Beyene Tewelde was one of them. He had travelled hundreds of kilometres to shop here.

"I came to buy what I need. So I've got shoes, containers and spices.

"The prices are very fair. Before the reopening of the border, I used to buy everything in Asmara. But from where I live, Adi Qeyih, it's better to come to Adigrat than Asmara."

The reopening of some of the border crossings, including one earlier this week, is part of the peace deal signed last July by Eritrea's President Isaias Afwerki and Ethiopian Prime Minister Abiy Ahmed.

The agreement has also seen diplomatic ties renewed and phone links between the two countries restored after being cut off for nearly two decades.

The war, fought over the exact location of the common border, began in May 1998 and left tens of thousands of people dead.

It ended in 2000 with the signing of the Algiers agreement.

But peace was never fully restored as previous Ethiopian administrations under the late Prime Minister Meles Zenawi and his successor Hailemariam Desalegn refused to fully implement a ruling by a border commission established in terms the agreement.

But last July, Prime Minister Abiy and President Isaias Abiy agreed to end the conflict and usher in what they called a "new era of peace" that has seen relations between the two countries and other neighbouring states thrive.

Zalambessa, just south of the border, was on the frontline and badly hit by the conflict.

Rebuilding homes

"Everything in this town was ruined," 50-year-old Kifle Kebede told me as he stared into the dusty field in front of him.

Even now, the signs of the damage are visible.
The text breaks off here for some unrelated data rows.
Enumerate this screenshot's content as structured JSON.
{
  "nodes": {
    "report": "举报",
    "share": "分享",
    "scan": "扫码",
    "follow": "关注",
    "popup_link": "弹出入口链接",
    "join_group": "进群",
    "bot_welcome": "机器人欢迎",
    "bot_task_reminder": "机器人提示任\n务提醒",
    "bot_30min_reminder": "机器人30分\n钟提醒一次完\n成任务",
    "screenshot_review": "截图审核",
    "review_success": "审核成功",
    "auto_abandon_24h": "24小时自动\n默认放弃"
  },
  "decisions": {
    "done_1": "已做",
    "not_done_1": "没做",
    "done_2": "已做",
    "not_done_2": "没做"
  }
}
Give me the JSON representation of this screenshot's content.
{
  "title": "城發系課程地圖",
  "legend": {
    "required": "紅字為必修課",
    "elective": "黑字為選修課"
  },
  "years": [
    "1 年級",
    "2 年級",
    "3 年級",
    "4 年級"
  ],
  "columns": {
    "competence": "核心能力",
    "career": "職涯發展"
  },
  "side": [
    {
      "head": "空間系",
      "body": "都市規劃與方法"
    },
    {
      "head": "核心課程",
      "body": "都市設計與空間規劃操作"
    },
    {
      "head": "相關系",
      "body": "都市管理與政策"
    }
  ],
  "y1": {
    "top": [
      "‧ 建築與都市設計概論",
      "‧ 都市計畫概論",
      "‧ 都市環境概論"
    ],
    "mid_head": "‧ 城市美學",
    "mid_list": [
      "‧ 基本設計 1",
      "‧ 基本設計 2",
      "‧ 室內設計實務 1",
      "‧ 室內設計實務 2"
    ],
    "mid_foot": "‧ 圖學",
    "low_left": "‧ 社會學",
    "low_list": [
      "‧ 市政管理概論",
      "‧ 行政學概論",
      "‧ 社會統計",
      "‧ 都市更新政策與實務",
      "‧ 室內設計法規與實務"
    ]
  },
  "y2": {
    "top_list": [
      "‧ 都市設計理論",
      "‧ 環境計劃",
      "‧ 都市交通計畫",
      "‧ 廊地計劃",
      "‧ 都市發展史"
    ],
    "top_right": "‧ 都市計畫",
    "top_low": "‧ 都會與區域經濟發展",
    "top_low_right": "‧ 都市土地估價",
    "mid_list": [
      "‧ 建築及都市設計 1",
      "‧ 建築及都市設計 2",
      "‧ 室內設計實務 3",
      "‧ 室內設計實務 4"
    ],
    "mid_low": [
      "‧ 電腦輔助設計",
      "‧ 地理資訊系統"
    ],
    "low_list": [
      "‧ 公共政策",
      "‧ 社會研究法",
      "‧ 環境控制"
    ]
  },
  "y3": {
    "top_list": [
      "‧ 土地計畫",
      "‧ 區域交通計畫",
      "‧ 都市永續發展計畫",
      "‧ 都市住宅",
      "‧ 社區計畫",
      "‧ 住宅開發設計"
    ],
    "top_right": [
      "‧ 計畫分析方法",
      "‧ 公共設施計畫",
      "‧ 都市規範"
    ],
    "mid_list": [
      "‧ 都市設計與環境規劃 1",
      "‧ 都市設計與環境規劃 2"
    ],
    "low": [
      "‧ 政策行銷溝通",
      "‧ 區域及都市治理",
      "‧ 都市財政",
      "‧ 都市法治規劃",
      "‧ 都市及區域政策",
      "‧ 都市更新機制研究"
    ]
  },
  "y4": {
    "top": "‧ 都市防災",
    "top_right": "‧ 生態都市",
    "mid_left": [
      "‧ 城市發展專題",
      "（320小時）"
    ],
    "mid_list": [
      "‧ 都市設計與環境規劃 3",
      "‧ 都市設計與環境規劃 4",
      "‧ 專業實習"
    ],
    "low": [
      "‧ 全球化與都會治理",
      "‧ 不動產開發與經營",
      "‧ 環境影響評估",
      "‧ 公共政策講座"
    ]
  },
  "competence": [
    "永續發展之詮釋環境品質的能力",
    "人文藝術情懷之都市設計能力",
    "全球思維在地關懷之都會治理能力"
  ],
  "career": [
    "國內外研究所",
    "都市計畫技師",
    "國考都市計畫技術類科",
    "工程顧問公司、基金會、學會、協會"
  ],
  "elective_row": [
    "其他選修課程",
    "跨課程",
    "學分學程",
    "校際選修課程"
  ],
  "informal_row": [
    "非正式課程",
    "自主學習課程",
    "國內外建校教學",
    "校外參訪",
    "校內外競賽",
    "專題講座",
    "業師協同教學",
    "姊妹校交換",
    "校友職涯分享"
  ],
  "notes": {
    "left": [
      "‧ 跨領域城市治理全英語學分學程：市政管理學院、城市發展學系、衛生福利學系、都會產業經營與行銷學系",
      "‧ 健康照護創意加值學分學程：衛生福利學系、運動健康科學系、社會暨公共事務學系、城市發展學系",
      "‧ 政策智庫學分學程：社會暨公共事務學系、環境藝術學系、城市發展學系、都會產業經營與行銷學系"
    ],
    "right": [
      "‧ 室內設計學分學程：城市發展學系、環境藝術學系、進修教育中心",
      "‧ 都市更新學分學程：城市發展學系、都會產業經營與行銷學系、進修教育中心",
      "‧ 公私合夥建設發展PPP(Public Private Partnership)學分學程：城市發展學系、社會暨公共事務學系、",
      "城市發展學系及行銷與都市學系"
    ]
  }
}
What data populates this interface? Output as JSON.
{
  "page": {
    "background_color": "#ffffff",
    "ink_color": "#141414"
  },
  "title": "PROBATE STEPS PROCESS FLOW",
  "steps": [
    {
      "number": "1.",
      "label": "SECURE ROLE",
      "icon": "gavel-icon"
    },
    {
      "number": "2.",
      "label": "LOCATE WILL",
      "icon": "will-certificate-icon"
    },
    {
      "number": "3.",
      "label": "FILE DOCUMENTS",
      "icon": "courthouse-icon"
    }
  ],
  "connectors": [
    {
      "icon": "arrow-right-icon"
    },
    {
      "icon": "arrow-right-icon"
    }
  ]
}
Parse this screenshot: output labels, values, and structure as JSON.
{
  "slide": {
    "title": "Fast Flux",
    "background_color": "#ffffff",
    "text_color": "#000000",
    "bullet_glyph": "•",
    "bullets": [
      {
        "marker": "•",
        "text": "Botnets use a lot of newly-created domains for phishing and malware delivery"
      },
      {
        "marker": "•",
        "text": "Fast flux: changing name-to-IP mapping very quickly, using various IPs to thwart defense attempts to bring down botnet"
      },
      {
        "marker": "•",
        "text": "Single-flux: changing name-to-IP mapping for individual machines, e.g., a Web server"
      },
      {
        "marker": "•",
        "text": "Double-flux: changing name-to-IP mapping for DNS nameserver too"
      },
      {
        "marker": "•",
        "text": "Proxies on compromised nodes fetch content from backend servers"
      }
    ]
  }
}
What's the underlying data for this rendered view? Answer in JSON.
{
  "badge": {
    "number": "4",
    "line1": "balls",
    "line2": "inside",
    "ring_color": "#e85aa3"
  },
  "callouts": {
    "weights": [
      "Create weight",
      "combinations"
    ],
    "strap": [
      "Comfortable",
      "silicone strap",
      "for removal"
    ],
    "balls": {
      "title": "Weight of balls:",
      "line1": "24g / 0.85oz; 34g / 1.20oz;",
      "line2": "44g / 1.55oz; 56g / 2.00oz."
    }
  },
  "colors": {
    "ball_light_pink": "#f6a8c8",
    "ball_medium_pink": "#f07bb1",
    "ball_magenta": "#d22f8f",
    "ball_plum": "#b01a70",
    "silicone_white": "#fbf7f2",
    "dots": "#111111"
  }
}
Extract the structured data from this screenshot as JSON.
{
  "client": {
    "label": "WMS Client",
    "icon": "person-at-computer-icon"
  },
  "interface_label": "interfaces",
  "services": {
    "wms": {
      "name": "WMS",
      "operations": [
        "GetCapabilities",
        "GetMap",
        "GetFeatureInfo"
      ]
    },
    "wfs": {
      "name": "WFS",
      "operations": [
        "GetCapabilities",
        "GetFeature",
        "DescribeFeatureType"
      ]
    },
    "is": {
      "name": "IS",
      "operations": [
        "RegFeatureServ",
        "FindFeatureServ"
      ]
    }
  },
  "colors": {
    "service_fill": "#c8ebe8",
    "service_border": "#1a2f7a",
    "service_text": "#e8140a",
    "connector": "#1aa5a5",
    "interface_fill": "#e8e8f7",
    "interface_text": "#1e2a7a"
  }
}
Collapsed and abandoned buildings dot the small town. Some bear the signs of being shelled while others have bullet holes on their walls.

"It wouldn't be a lie if I told you that Zalambessa really looked like a field with just piles of stones. All you could see were rocks and dirt," Mr Kifle added

But life seems to be returning to normal following last moth's withdrawal of troops from disputed territories.
Families like Mr Kifle's, which had fled the conflict, have started to return to their homes.

When I met him, he was busy supervising the finishing touches in his project to rebuild his family home, which was destroyed at the height of the conflict.

He sensed a perfect business opportunity.

"Zalambessa is the last town before Eritrea and our Eritrean brothers are now coming and going every day. We might do our own business from the house or rent it out.

"Before, renovating a house in a town where not a single vehicle spent the night just wasn't worth it. Now is the time," Mr Kifle said enthusiastically.

Before last September, it was impossible to use the road linking Eritrea and Ethiopia that went through Zalambessa as it was completely closed off.

Huge boulders were across the road blocking access to the border area, but now lots of Eritrean cars are passing through.

There has been a dampener in recent weeks with moves that have brought confusion and uncertainty over the future of the open border crossings.

In a surprise decision, officials said those passing through the border should have prior authorisation from their respective countries.

Neither Ethiopia nor Eritrea have given a clear indication why the control measures were put in place but they are unlikely to snuff out the sense of optimism in the border towns.